Marital Matters     Everyone loves a wedding. It is a festive celebration of two lives joined into one. But after every wedding comes a marriage. It has been said that "a marriage may be made in heaven, but the maintenance must be done on earth." Just as there will be times of celebration in every marriage, there certainly will be times of challenge, too.
     While our human nature would lead us to hope for the best in life, our human experience would have us prepare for the worst. Call it being realistic.

Wedding Vows

     This reality is acknowledged in the traditional wedding vows when a couple pledges their loyalty to one another "in sickness and in health." Without prior planning, disability due to an illness or injury can add unnecessary legal and financial challenges to any marriage. Fortunately, some preventive "maintenance" now could help avoid disaster later. In this article we review some of the most essential preventive measures to help you honor your wedding vows.

Legal Challenges

     Most married couples, whether celebrating their six-month or their sixtieth anniversary, have the mistaken belief that they can make personal, health care and financial decisions for one another, without outside interference, should either spouse become disabled. Nothing could be further from the truth.
     Problem: Every adult American citizen is responsible for making their own personal, health care and financial decisions. Accordingly, if one spouse is legally disabled, then the other spouse will not automatically have access to the disabled spouse’s medical information, bank accounts, retirement plans, etc. In fact, the healthy spouse will not be able to file a joint income tax return for the couple.
     Consequence: Unless you already have legally appointed your spouse to be your Agent to make your decisions in the event of your disability, then decisions regarding your personal, health care and financial affairs could come to a screeching halt! You and your spouse may find yourselves involuntary participants in the Lawyer Full-Employment Program of the Probate Court.
     First, the non-disabled spouse may be required to hire an attorney to bring a lawsuit declaring the disabled spouse legally disabled, and asking the Probate Court to give the non-disabled spouse the legal authority to act on behalf of the disabled spouse.
     Second, the Probate Judge (i.e., lawyer #2) may appoint another lawyer (not in the same law practice as the first lawyer) to represent the disabled spouse against their non-disabled spouse.
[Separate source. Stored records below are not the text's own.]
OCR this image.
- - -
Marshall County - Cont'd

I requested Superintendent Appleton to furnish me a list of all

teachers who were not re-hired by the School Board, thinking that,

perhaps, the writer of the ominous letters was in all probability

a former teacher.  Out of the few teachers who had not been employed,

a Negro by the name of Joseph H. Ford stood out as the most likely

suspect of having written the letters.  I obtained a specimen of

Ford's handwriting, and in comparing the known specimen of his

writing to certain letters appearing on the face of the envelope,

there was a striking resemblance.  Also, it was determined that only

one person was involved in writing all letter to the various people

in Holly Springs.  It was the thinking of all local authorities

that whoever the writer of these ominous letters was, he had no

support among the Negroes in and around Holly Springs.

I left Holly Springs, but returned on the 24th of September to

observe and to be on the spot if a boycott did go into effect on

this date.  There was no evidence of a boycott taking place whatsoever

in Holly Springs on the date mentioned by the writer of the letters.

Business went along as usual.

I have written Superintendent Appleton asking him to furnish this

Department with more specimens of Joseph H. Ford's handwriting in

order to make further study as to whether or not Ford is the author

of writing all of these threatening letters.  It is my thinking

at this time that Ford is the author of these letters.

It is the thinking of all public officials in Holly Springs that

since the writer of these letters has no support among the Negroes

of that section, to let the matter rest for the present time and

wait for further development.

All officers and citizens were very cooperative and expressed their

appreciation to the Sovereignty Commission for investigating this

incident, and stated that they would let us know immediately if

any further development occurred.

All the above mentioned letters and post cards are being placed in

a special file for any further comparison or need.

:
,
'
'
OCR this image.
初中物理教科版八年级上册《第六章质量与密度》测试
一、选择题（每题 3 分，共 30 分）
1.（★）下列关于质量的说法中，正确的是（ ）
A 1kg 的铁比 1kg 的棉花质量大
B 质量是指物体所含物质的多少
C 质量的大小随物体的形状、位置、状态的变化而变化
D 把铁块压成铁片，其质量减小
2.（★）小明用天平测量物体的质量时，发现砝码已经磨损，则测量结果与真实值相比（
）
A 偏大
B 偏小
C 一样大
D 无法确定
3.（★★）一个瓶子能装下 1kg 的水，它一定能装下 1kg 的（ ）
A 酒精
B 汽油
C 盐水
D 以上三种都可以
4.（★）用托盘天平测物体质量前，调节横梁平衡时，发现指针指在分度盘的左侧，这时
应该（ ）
Eventually, after considerable red tape, expense and disclosure of private matters (i.e., personal, health care and financial), the Probate Judge likely will appoint the non-disabled spouse as the Guardian over personal and health care matters, and as Conservator over financial matters.
     Fortunately, an ounce of prevention is worth a pound of cure when it comes to avoiding the Lawyer Full-Employment Program. Bottom line: If you are at least 18 years old, whether married or single, then you need to legally appoint someone you trust (whether a spouse or otherwise) to make your personal, health care and financial decisions. These critical legal documents should include a Durable Power of Attorney for Health Care Decisions/Health Care Treatment Directive (or Living Will), and a Durable Power of Attorney for Financial Matters.

Financial Challenges

     During your working years, be sure to maintain adequate Disability Income Insurance in case you are unable to work due to an injury or illness. Many families are forced into bankruptcy when the household income is suddenly insufficient to meet financial obligations.
     Then, after your working years, your Disability Income Insurance (i.e., once needed to insure a steady paycheck upon disability) should be replaced by Long-Term Care Insurance to pay for long-term health care (e.g., nursing home). Without it, many couples are forced to rely on Medicaid (i.e., welfare) to pay for their long-term care after their assets have been depleted to the poverty level.